Mapping and localization, preferably from a small number of observations, are two fundamental tasks in robotics. We address these tasks by combining spatial structure and end-to-end learning in a novel neural network architecture: the Differentiable Mapping Network (DMN). The DMN constructs a spatially structured view-embedding map and uses it for subsequent visual localization with a particle filter. Importantly, the DMN architecture is end-to-end differentiable, so we can jointly learn mapping and localization using gradient descent. We apply the DMN to sparse visual localization, where a robot needs to localize in a new environment with respect to a small number of images from known viewpoints. We evaluate the DMN using simulated environments and a challenging real-world Street View dataset. We find that the DMN learns effective map representations for visual localization; and the benefit of structure increases with less training data, larger environments, and more observations for mapping.
Peter Karkus, Anelia Angelova, and Rico Jonschkowski, "Differentiable Mapping Networks: Learning Structured Map Representations for Sparse Visual Localization", International Conference on Robotics and Automation (ICRA), 2020.
In the sparse visual localization task a robot has access to a handful of visual observations from known viewpoints to build a map, and then it needs to localize with respect to this map given a new sequence of visual observations.
The task is challenging due to the small number of observations in which the relevant spatial information is encoded in rich visual features.
Sparse visual localization in the Street View domain. The robot receives context image-pose pairs, C1, C2, C3, C4, and a query image Q1; and it needs to estimate the pose of the query image.
Differentiable Mapping Network (DMN) schematic.
The Differentiable Mapping Network (DMN) is a novel neural network architecture that learns a spatial view-embedding map for sparse localization.

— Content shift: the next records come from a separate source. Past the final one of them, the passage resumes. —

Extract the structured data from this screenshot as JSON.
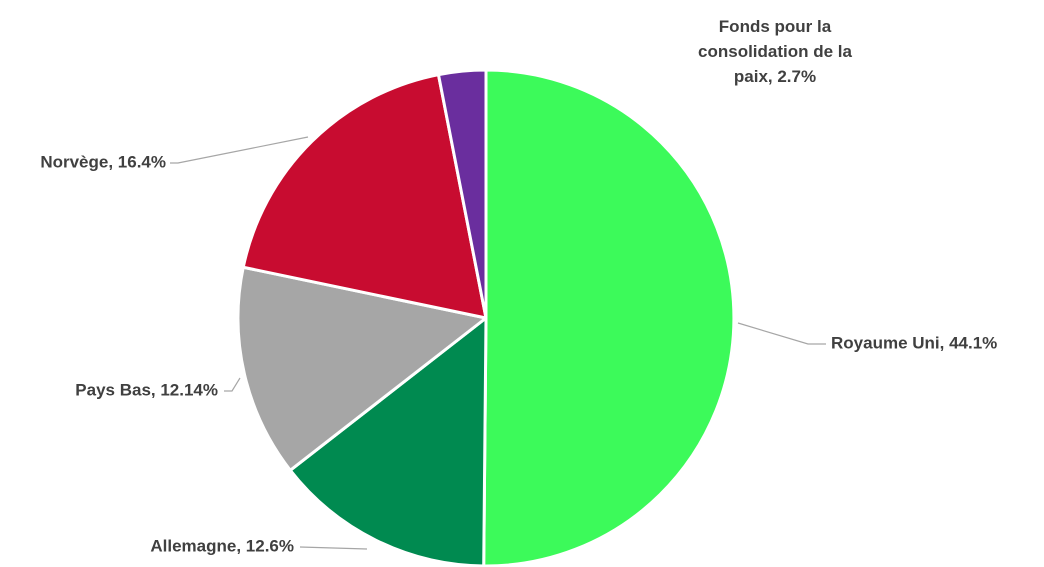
{
  "chart_data": {
    "type": "pie",
    "start_angle_deg": 0,
    "direction": "clockwise",
    "slices": [
      {
        "label": "Royaume Uni, 44.1%",
        "value": 44.1,
        "color": "#3cfa5a"
      },
      {
        "label": "Allemagne, 12.6%",
        "value": 12.6,
        "color": "#008a50"
      },
      {
        "label": "Pays Bas, 12.14%",
        "value": 12.14,
        "color": "#a6a6a6"
      },
      {
        "label": "Norvège, 16.4%",
        "value": 16.4,
        "color": "#c80c30"
      },
      {
        "label": "Fonds pour la consolidation de la paix, 2.7%",
        "value": 2.7,
        "color": "#6a2e9e",
        "label_lines": [
          "Fonds pour la",
          "consolidation de la",
          "paix, 2.7%"
        ]
      }
    ],
    "legend": "none"
  }
}
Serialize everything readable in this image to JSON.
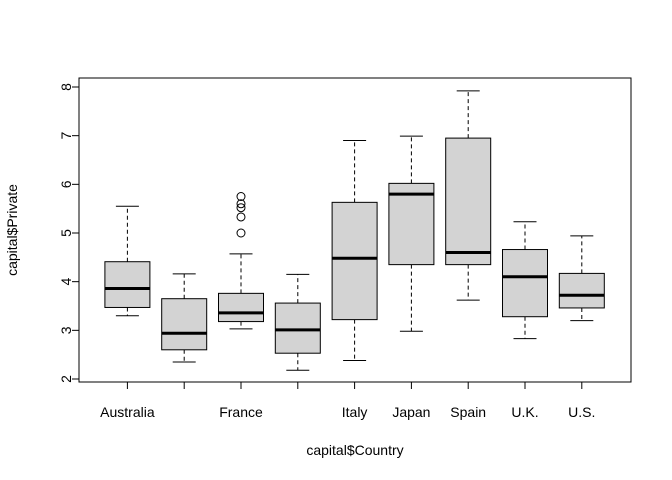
{
  "chart_data": {
    "type": "boxplot",
    "title": "",
    "xlabel": "capital$Country",
    "ylabel": "capital$Private",
    "ylim": [
      2,
      8
    ],
    "yticks": [
      2,
      3,
      4,
      5,
      6,
      7,
      8
    ],
    "grid": false,
    "legend": "none",
    "box_fill": "#d3d3d3",
    "categories": [
      "Australia",
      "",
      "France",
      "",
      "Italy",
      "Japan",
      "Spain",
      "U.K.",
      "U.S."
    ],
    "boxes": [
      {
        "label": "Australia",
        "whisker_low": 3.3,
        "q1": 3.47,
        "median": 3.86,
        "q3": 4.41,
        "whisker_high": 5.55,
        "outliers": []
      },
      {
        "label": "",
        "whisker_low": 2.35,
        "q1": 2.6,
        "median": 2.94,
        "q3": 3.65,
        "whisker_high": 4.16,
        "outliers": []
      },
      {
        "label": "France",
        "whisker_low": 3.03,
        "q1": 3.18,
        "median": 3.36,
        "q3": 3.76,
        "whisker_high": 4.57,
        "outliers": [
          5.0,
          5.33,
          5.52,
          5.6,
          5.75
        ]
      },
      {
        "label": "",
        "whisker_low": 2.18,
        "q1": 2.53,
        "median": 3.01,
        "q3": 3.56,
        "whisker_high": 4.15,
        "outliers": []
      },
      {
        "label": "Italy",
        "whisker_low": 2.38,
        "q1": 3.22,
        "median": 4.48,
        "q3": 5.63,
        "whisker_high": 6.9,
        "outliers": []
      },
      {
        "label": "Japan",
        "whisker_low": 2.98,
        "q1": 4.35,
        "median": 5.8,
        "q3": 6.02,
        "whisker_high": 6.99,
        "outliers": []
      },
      {
        "label": "Spain",
        "whisker_low": 3.62,
        "q1": 4.35,
        "median": 4.6,
        "q3": 6.95,
        "whisker_high": 7.92,
        "outliers": []
      },
      {
        "label": "U.K.",
        "whisker_low": 2.83,
        "q1": 3.28,
        "median": 4.1,
        "q3": 4.66,
        "whisker_high": 5.23,
        "outliers": []
      },
      {
        "label": "U.S.",
        "whisker_low": 3.2,
        "q1": 3.46,
        "median": 3.72,
        "q3": 4.17,
        "whisker_high": 4.94,
        "outliers": []
      }
    ]
  }
}
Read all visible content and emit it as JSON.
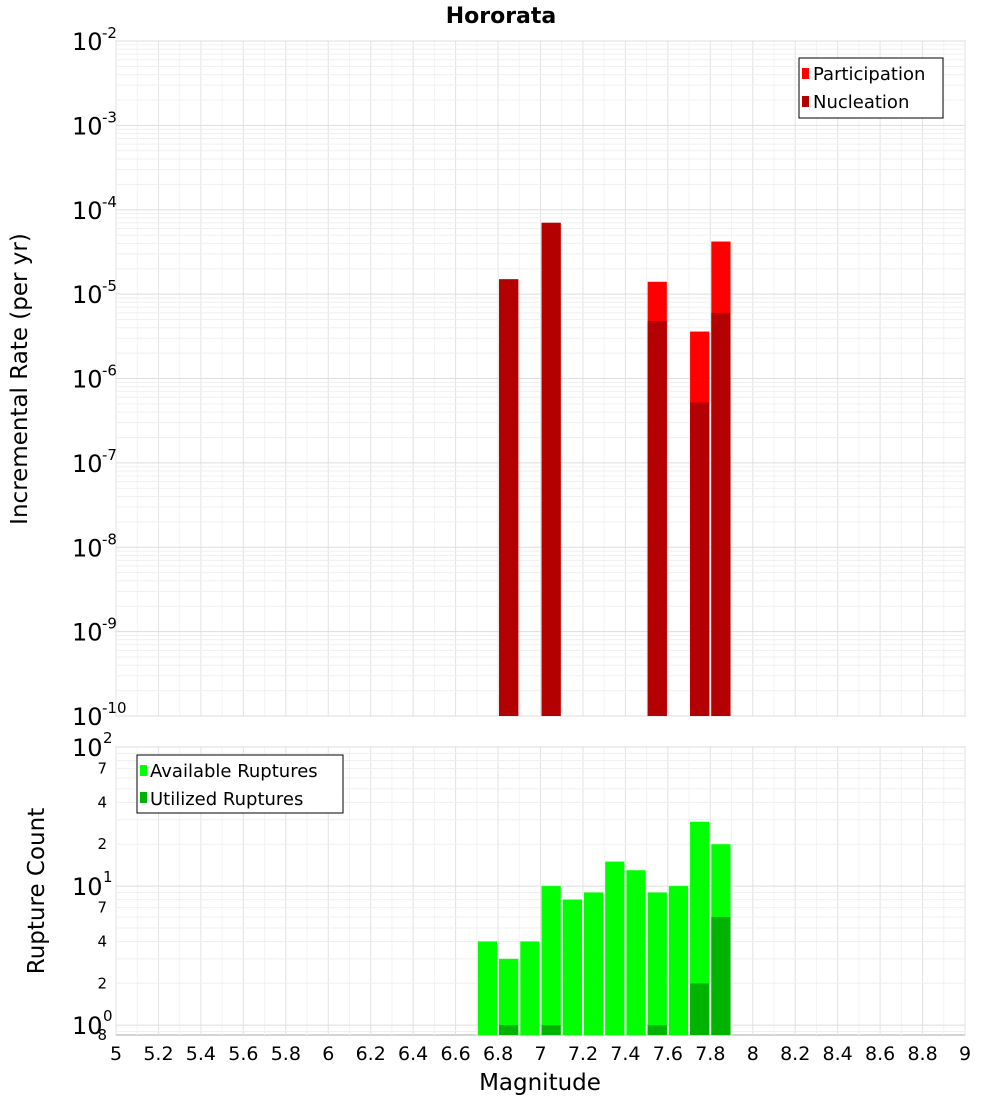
{
  "chart_data": [
    {
      "type": "bar",
      "title": "Hororata",
      "ylabel": "Incremental Rate (per yr)",
      "xlabel": "",
      "y_scale": "log",
      "ylim": [
        1e-10,
        0.01
      ],
      "xlim": [
        5,
        9
      ],
      "y_major_ticks": [
        {
          "base": "10",
          "exp": "-2",
          "value": 0.01
        },
        {
          "base": "10",
          "exp": "-3",
          "value": 0.001
        },
        {
          "base": "10",
          "exp": "-4",
          "value": 0.0001
        },
        {
          "base": "10",
          "exp": "-5",
          "value": 1e-05
        },
        {
          "base": "10",
          "exp": "-6",
          "value": 1e-06
        },
        {
          "base": "10",
          "exp": "-7",
          "value": 1e-07
        },
        {
          "base": "10",
          "exp": "-8",
          "value": 1e-08
        },
        {
          "base": "10",
          "exp": "-9",
          "value": 1e-09
        },
        {
          "base": "10",
          "exp": "-10",
          "value": 1e-10
        }
      ],
      "legend": [
        {
          "label": "Participation",
          "color": "#ff0000"
        },
        {
          "label": "Nucleation",
          "color": "#b30000"
        }
      ],
      "bin_width": 0.1,
      "series": [
        {
          "name": "Participation",
          "color": "#ff0000",
          "x": [
            6.85,
            7.05,
            7.55,
            7.75,
            7.85
          ],
          "values": [
            1.5e-05,
            7e-05,
            1.4e-05,
            3.6e-06,
            4.2e-05
          ]
        },
        {
          "name": "Nucleation",
          "color": "#b30000",
          "x": [
            6.85,
            7.05,
            7.55,
            7.75,
            7.85
          ],
          "values": [
            1.5e-05,
            7e-05,
            4.8e-06,
            5.2e-07,
            6e-06
          ]
        }
      ]
    },
    {
      "type": "bar",
      "title": "",
      "ylabel": "Rupture Count",
      "xlabel": "Magnitude",
      "y_scale": "log",
      "ylim": [
        0.85,
        100
      ],
      "xlim": [
        5,
        9
      ],
      "x_ticks": [
        "5",
        "5.2",
        "5.4",
        "5.6",
        "5.8",
        "6",
        "6.2",
        "6.4",
        "6.6",
        "6.8",
        "7",
        "7.2",
        "7.4",
        "7.6",
        "7.8",
        "8",
        "8.2",
        "8.4",
        "8.6",
        "8.8",
        "9"
      ],
      "y_major_ticks": [
        {
          "base": "10",
          "exp": "2",
          "value": 100
        },
        {
          "base": "10",
          "exp": "1",
          "value": 10
        },
        {
          "base": "10",
          "exp": "0",
          "value": 1
        }
      ],
      "y_minor_ticks": [
        {
          "label": "7",
          "value": 70
        },
        {
          "label": "4",
          "value": 40
        },
        {
          "label": "2",
          "value": 20
        },
        {
          "label": "7",
          "value": 7
        },
        {
          "label": "4",
          "value": 4
        },
        {
          "label": "2",
          "value": 2
        },
        {
          "label": "8",
          "value": 0.85
        }
      ],
      "legend": [
        {
          "label": "Available Ruptures",
          "color": "#00ff00"
        },
        {
          "label": "Utilized Ruptures",
          "color": "#00b300"
        }
      ],
      "bin_width": 0.1,
      "series": [
        {
          "name": "Available Ruptures",
          "color": "#00ff00",
          "x": [
            6.75,
            6.85,
            6.95,
            7.05,
            7.15,
            7.25,
            7.35,
            7.45,
            7.55,
            7.65,
            7.75,
            7.85
          ],
          "values": [
            4,
            3,
            4,
            10,
            8,
            9,
            15,
            13,
            9,
            10,
            29,
            20
          ]
        },
        {
          "name": "Utilized Ruptures",
          "color": "#00b300",
          "x": [
            6.85,
            7.05,
            7.55,
            7.75,
            7.85
          ],
          "values": [
            1,
            1,
            1,
            2,
            6
          ]
        }
      ]
    }
  ]
}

For each context input Ci the DMN computes an embedding Vi (top left of figure). The set of embeddings and viewpoint coordinates taken together make up the map representation m (top right), which is used for localization (bottom) using a differentiable particle filter where particles correspond to query pose candidates.
Starting with a set of particles sampled from the initial belief b0, the observation model updates the particle weights by comparing the query image Qt to the map using egocentric spatial attention, i.e., attention based on the relative pose of the context viewpoints and the particle. The transition model updates particles with the egomotion input ∆t. At each time step the query pose output st is estimated by the weighted mean of particles.

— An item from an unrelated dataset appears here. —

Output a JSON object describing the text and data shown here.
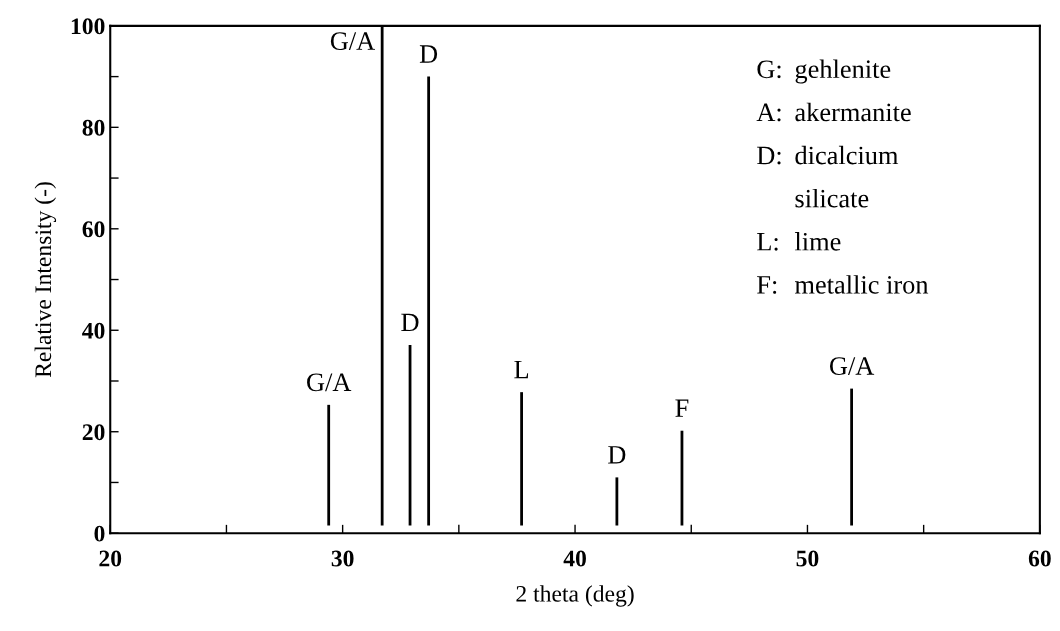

Examples for one-step sparse localization in the Rooms and Mazes domains from the GQN dataset. The last column shows DMN particles (black), context viewpoints (green) and the unknown query pose (blue). Particle weights are visualized as a heat map aggregated over all yaw values.
Sequential localization example in the Street View domain. The context images for this example are shown in the first figure. The bottom row shows DMN particles (black), context viewpoints (green) and the unknown query pose (blue). Particle weights are visualized as a heat map aggregated over all yaw values.